Well, obviously I never knew my great-great-grandfather but my grandfather spoke fondly of him. I believe they chummed HIM up with some Maharaja chappie.


----------



## topi666666 (Sep 21, 2012)

Thanks guys,Both are good suggestions.I think its Oscar because details in uniform look similat than in photos of Oscar and because Im from Finland its closer than Lichtenstein.Both have eyes aljso deeper in skull.Also didnt find photos of Johann in uniform,hard to think he would have uniform in Watch if he wasnt wearing one often.

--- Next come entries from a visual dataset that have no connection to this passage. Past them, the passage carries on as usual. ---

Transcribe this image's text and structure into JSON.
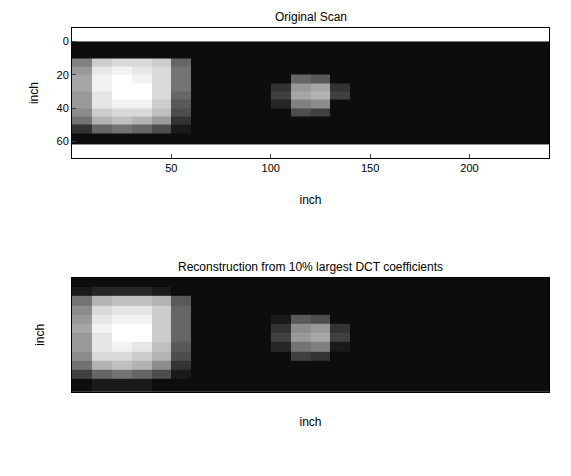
{
  "chart_data": [
    {
      "type": "heatmap",
      "title": "Original Scan",
      "x_label": "inch",
      "y_label": "inch",
      "color": "gray",
      "xlim": [
        0,
        240
      ],
      "ylim": [
        70,
        -8
      ],
      "xticks": [
        50,
        100,
        150,
        200
      ],
      "yticks": [
        0,
        20,
        40,
        60
      ],
      "zlim": [
        0,
        1
      ],
      "x_edges": [
        0,
        10,
        20,
        30,
        40,
        50,
        60,
        70,
        80,
        90,
        100,
        110,
        120,
        130,
        140,
        150,
        160,
        170,
        180,
        190,
        200,
        210,
        220,
        230,
        240
      ],
      "y_edges": [
        0,
        5,
        10,
        15,
        20,
        25,
        30,
        35,
        40,
        45,
        50,
        55,
        62
      ],
      "cells": [
        [
          0.05,
          0.05,
          0.05,
          0.05,
          0.05,
          0.05,
          0.05,
          0.05,
          0.05,
          0.05,
          0.05,
          0.05,
          0.05,
          0.05,
          0.05,
          0.05,
          0.05,
          0.05,
          0.05,
          0.05,
          0.05,
          0.05,
          0.05,
          0.05
        ],
        [
          0.05,
          0.05,
          0.05,
          0.05,
          0.05,
          0.05,
          0.05,
          0.05,
          0.05,
          0.05,
          0.05,
          0.05,
          0.05,
          0.05,
          0.05,
          0.05,
          0.05,
          0.05,
          0.05,
          0.05,
          0.05,
          0.05,
          0.05,
          0.05
        ],
        [
          0.5,
          0.8,
          0.85,
          0.85,
          0.8,
          0.4,
          0.05,
          0.05,
          0.05,
          0.05,
          0.05,
          0.05,
          0.05,
          0.05,
          0.05,
          0.05,
          0.05,
          0.05,
          0.05,
          0.05,
          0.05,
          0.05,
          0.05,
          0.05
        ],
        [
          0.6,
          0.9,
          0.95,
          0.9,
          0.85,
          0.45,
          0.05,
          0.05,
          0.05,
          0.05,
          0.05,
          0.05,
          0.05,
          0.05,
          0.05,
          0.05,
          0.05,
          0.05,
          0.05,
          0.05,
          0.05,
          0.05,
          0.05,
          0.05
        ],
        [
          0.65,
          0.95,
          1,
          0.95,
          0.85,
          0.45,
          0.05,
          0.05,
          0.05,
          0.05,
          0.05,
          0.4,
          0.35,
          0.05,
          0.05,
          0.05,
          0.05,
          0.05,
          0.05,
          0.05,
          0.05,
          0.05,
          0.05,
          0.05
        ],
        [
          0.65,
          0.95,
          1,
          1,
          0.85,
          0.45,
          0.05,
          0.05,
          0.05,
          0.05,
          0.2,
          0.6,
          0.65,
          0.2,
          0.05,
          0.05,
          0.05,
          0.05,
          0.05,
          0.05,
          0.05,
          0.05,
          0.05,
          0.05
        ],
        [
          0.6,
          0.9,
          1,
          1,
          0.85,
          0.4,
          0.05,
          0.05,
          0.05,
          0.05,
          0.25,
          0.65,
          0.7,
          0.25,
          0.05,
          0.05,
          0.05,
          0.05,
          0.05,
          0.05,
          0.05,
          0.05,
          0.05,
          0.05
        ],
        [
          0.6,
          0.9,
          0.95,
          0.95,
          0.8,
          0.35,
          0.05,
          0.05,
          0.05,
          0.05,
          0.15,
          0.5,
          0.55,
          0.05,
          0.05,
          0.05,
          0.05,
          0.05,
          0.05,
          0.05,
          0.05,
          0.05,
          0.05,
          0.05
        ],
        [
          0.55,
          0.8,
          0.85,
          0.85,
          0.75,
          0.3,
          0.05,
          0.05,
          0.05,
          0.05,
          0.05,
          0.3,
          0.25,
          0.05,
          0.05,
          0.05,
          0.05,
          0.05,
          0.05,
          0.05,
          0.05,
          0.05,
          0.05,
          0.05
        ],
        [
          0.45,
          0.7,
          0.75,
          0.7,
          0.6,
          0.2,
          0.05,
          0.05,
          0.05,
          0.05,
          0.05,
          0.05,
          0.05,
          0.05,
          0.05,
          0.05,
          0.05,
          0.05,
          0.05,
          0.05,
          0.05,
          0.05,
          0.05,
          0.05
        ],
        [
          0.2,
          0.4,
          0.45,
          0.4,
          0.3,
          0.1,
          0.05,
          0.05,
          0.05,
          0.05,
          0.05,
          0.05,
          0.05,
          0.05,
          0.05,
          0.05,
          0.05,
          0.05,
          0.05,
          0.05,
          0.05,
          0.05,
          0.05,
          0.05
        ],
        [
          0.05,
          0.05,
          0.05,
          0.05,
          0.05,
          0.05,
          0.05,
          0.05,
          0.05,
          0.05,
          0.05,
          0.05,
          0.05,
          0.05,
          0.05,
          0.05,
          0.05,
          0.05,
          0.05,
          0.05,
          0.05,
          0.05,
          0.05,
          0.05
        ]
      ]
    },
    {
      "type": "heatmap",
      "title": "Reconstruction from 10% largest DCT coefficients",
      "x_label": "inch",
      "y_label": "inch",
      "color": "gray",
      "tick_labels": false,
      "xlim": [
        0,
        240
      ],
      "ylim": [
        62,
        0
      ],
      "zlim": [
        0,
        1
      ],
      "x_edges": [
        0,
        10,
        20,
        30,
        40,
        50,
        60,
        70,
        80,
        90,
        100,
        110,
        120,
        130,
        140,
        150,
        160,
        170,
        180,
        190,
        200,
        210,
        220,
        230,
        240
      ],
      "y_edges": [
        0,
        5,
        10,
        15,
        20,
        25,
        30,
        35,
        40,
        45,
        50,
        55,
        62
      ],
      "cells": [
        [
          0.05,
          0.05,
          0.05,
          0.05,
          0.05,
          0.05,
          0.05,
          0.05,
          0.05,
          0.05,
          0.05,
          0.05,
          0.05,
          0.05,
          0.05,
          0.05,
          0.05,
          0.05,
          0.05,
          0.05,
          0.05,
          0.05,
          0.05,
          0.05
        ],
        [
          0.1,
          0.15,
          0.15,
          0.15,
          0.1,
          0.05,
          0.05,
          0.05,
          0.05,
          0.05,
          0.05,
          0.05,
          0.05,
          0.05,
          0.05,
          0.05,
          0.05,
          0.05,
          0.05,
          0.05,
          0.05,
          0.05,
          0.05,
          0.05
        ],
        [
          0.45,
          0.7,
          0.75,
          0.75,
          0.7,
          0.35,
          0.05,
          0.05,
          0.05,
          0.05,
          0.05,
          0.05,
          0.05,
          0.05,
          0.05,
          0.05,
          0.05,
          0.05,
          0.05,
          0.05,
          0.05,
          0.05,
          0.05,
          0.05
        ],
        [
          0.55,
          0.85,
          0.9,
          0.9,
          0.8,
          0.4,
          0.05,
          0.05,
          0.05,
          0.05,
          0.05,
          0.05,
          0.05,
          0.05,
          0.05,
          0.05,
          0.05,
          0.05,
          0.05,
          0.05,
          0.05,
          0.05,
          0.05,
          0.05
        ],
        [
          0.6,
          0.9,
          0.95,
          0.95,
          0.8,
          0.4,
          0.05,
          0.05,
          0.05,
          0.05,
          0.1,
          0.35,
          0.3,
          0.05,
          0.05,
          0.05,
          0.05,
          0.05,
          0.05,
          0.05,
          0.05,
          0.05,
          0.05,
          0.05
        ],
        [
          0.65,
          0.95,
          1,
          1,
          0.8,
          0.4,
          0.05,
          0.05,
          0.05,
          0.05,
          0.2,
          0.55,
          0.6,
          0.2,
          0.05,
          0.05,
          0.05,
          0.05,
          0.05,
          0.05,
          0.05,
          0.05,
          0.05,
          0.05
        ],
        [
          0.6,
          0.9,
          1,
          1,
          0.8,
          0.4,
          0.05,
          0.05,
          0.05,
          0.05,
          0.25,
          0.6,
          0.65,
          0.25,
          0.05,
          0.05,
          0.05,
          0.05,
          0.05,
          0.05,
          0.05,
          0.05,
          0.05,
          0.05
        ],
        [
          0.6,
          0.9,
          0.95,
          0.9,
          0.75,
          0.35,
          0.05,
          0.05,
          0.05,
          0.05,
          0.15,
          0.45,
          0.5,
          0.1,
          0.05,
          0.05,
          0.05,
          0.05,
          0.05,
          0.05,
          0.05,
          0.05,
          0.05,
          0.05
        ],
        [
          0.55,
          0.85,
          0.85,
          0.8,
          0.7,
          0.3,
          0.05,
          0.05,
          0.05,
          0.05,
          0.05,
          0.25,
          0.2,
          0.05,
          0.05,
          0.05,
          0.05,
          0.05,
          0.05,
          0.05,
          0.05,
          0.05,
          0.05,
          0.05
        ],
        [
          0.45,
          0.7,
          0.75,
          0.7,
          0.55,
          0.2,
          0.05,
          0.05,
          0.05,
          0.05,
          0.05,
          0.05,
          0.05,
          0.05,
          0.05,
          0.05,
          0.05,
          0.05,
          0.05,
          0.05,
          0.05,
          0.05,
          0.05,
          0.05
        ],
        [
          0.25,
          0.4,
          0.45,
          0.4,
          0.3,
          0.1,
          0.05,
          0.05,
          0.05,
          0.05,
          0.05,
          0.05,
          0.05,
          0.05,
          0.05,
          0.05,
          0.05,
          0.05,
          0.05,
          0.05,
          0.05,
          0.05,
          0.05,
          0.05
        ],
        [
          0.05,
          0.1,
          0.1,
          0.1,
          0.05,
          0.05,
          0.05,
          0.05,
          0.05,
          0.05,
          0.05,
          0.05,
          0.05,
          0.05,
          0.05,
          0.05,
          0.05,
          0.05,
          0.05,
          0.05,
          0.05,
          0.05,
          0.05,
          0.05
        ]
      ]
    }
  ]
}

Only By looking face its very hard to put one closer than other.


----------



## Stan (Aug 7, 2003)

Bruce said:


> they must all be related, they all look the same :biggrin:


 Yep, the Royals are all related. :wink:

At one time it was prudent but they got confused in1914 an buggered things up. :angry:

Now we have companies in charge, so it's much better. :laugh:

Sorry, I went a bit off topic there.


----------